The Loveday Scandals
- First edition cover
- Author: Kate Tremayne
- Language: English
- Series: Loveday series
- Genre: Historical, Romance Novel
- Publisher: Hodder Headline
- Publication date: 3 March 2003
- Publication place: United Kingdom
- Media type: Print (Hardback)
- Pages: 352 pp (first edition, hardback) & 512 pp (paperback edition)
- ISBN: 0-7472-6569-0 (first edition, hardback) & ISBN 0-7472-6591-7 (paperback edition)
- OCLC: 50526692
- Preceded by: The Loveday Trials
- Followed by: The Loveday Honour

= The Loveday Scandals =

2003 novel by Kate Tremayne

The Loveday Scandals is the fourth book in the Loveday series written by Kate Tremayne.

==Plot summary==

St John Loveday has been cleared of murder, but forced to leave England for America until the scandal of his trial dies down. His wife Meriel has left him to seek her fortunes elsewhere, and Adam Loveday is still at sea on his ship Pegasus.
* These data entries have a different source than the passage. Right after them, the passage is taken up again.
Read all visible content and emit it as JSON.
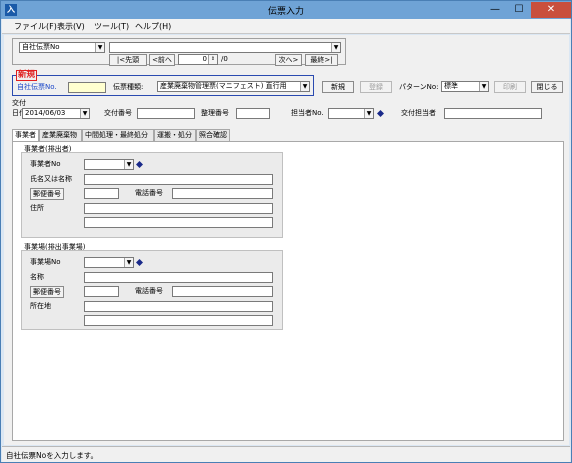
{
  "window": {
    "title": "伝票入力",
    "minimize": "—",
    "maximize": "☐",
    "close": "✕",
    "app_icon_letter": "入"
  },
  "menu": [
    {
      "label": "ファイル(F)"
    },
    {
      "label": "表示(V)"
    },
    {
      "label": "ツール(T)"
    },
    {
      "label": "ヘルプ(H)"
    }
  ],
  "nav": {
    "search_type": "自社伝票No",
    "search_value": "",
    "first_label": "|<先頭",
    "prev_label": "<前へ",
    "current_page": "0",
    "total_label": "/0",
    "next_label": "次へ>",
    "last_label": "最終>|"
  },
  "mode_badge": "新規",
  "slip": {
    "own_no_label": "自社伝票No.",
    "own_no_value": "",
    "type_label": "伝票種類:",
    "type_value": "産業廃棄物管理票(マニフェスト) 直行用",
    "new_label": "新規",
    "register_label": "登録",
    "pattern_label": "パターンNo:",
    "pattern_value": "標準",
    "print_label": "印刷",
    "close_label": "閉じる"
  },
  "issue": {
    "section_label": "交付",
    "date_label": "日付",
    "date_value": "2014/06/03",
    "issue_no_label": "交付番号",
    "issue_no_value": "",
    "sort_no_label": "整理番号",
    "sort_no_value": "",
    "staff_no_label": "担当者No.",
    "staff_no_value": "",
    "issuer_label": "交付担当者",
    "issuer_value": ""
  },
  "tabs": [
    {
      "label": "事業者",
      "active": true
    },
    {
      "label": "産業廃棄物",
      "active": false
    },
    {
      "label": "中間処理・最終処分",
      "active": false
    },
    {
      "label": "運搬・処分",
      "active": false
    },
    {
      "label": "照合確認",
      "active": false
    }
  ],
  "discharger": {
    "section_label": "事業者(排出者)",
    "no_label": "事業者No",
    "name_label": "氏名又は名称",
    "zip_button": "郵便番号",
    "phone_label": "電話番号",
    "address_label": "住所"
  },
  "site": {
    "section_label": "事業場(排出事業場)",
    "no_label": "事業場No",
    "name_label": "名称",
    "zip_button": "郵便番号",
    "phone_label": "電話番号",
    "address_label": "所在地"
  },
  "status": {
    "message": "自社伝票Noを入力します。"
  },
  "colors": {
    "accent_blue": "#1a46c8",
    "badge_red": "#e02020",
    "title_bar": "#6fa3d6"
  }
}
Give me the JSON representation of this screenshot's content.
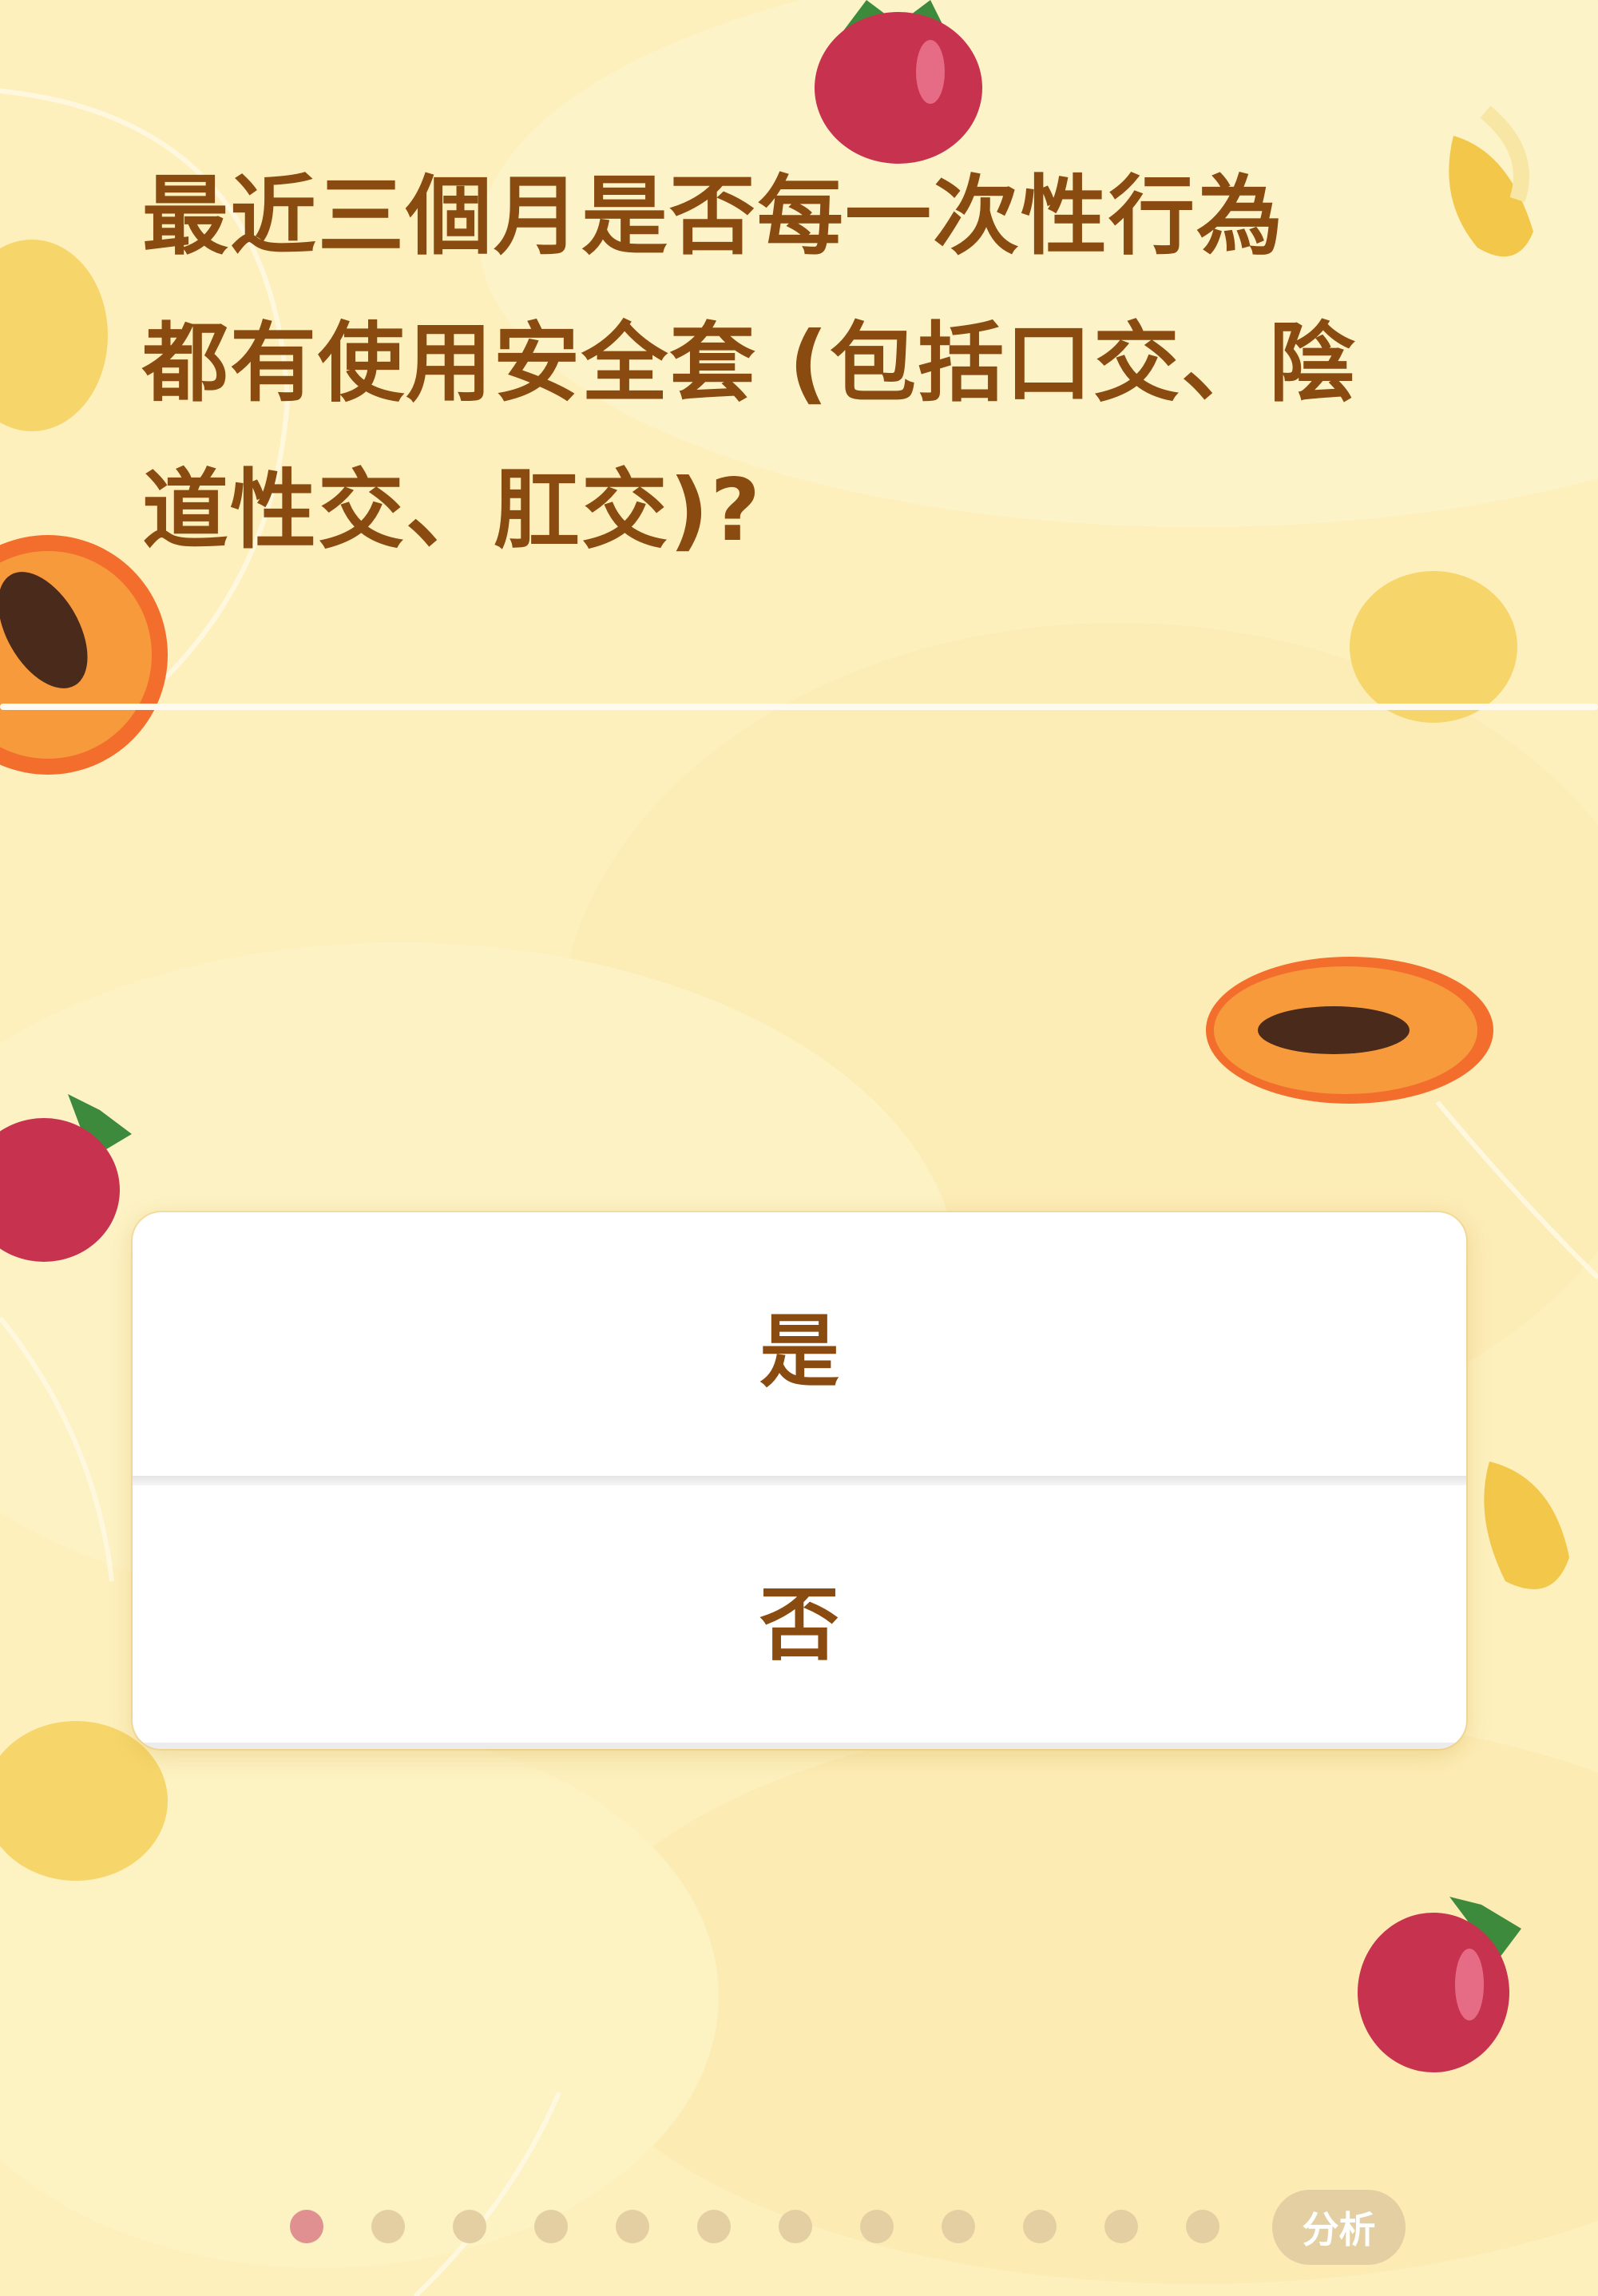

Meanwhile, Japhet Loveday, spurned by the love of Gwendolyn Druce, leaves the peace of Cornwall for London. There he begins an affair with the treacherous actress Celestine Yorke. As bad fortune continues to dog him, he turns to highway robbery to settle his debts. When Gwendolyn arrives in London, Japhet realises how much he still loves her. But Celestine Yorke is not a woman to be trifled with and she is determined that if she can't have Japhet, then no one will.

Paperback recovered issue

Edward Loveday is also shocked by the arrival of his illegitimate daughter Tamasine, who puts his relationship with his wife under immense strain.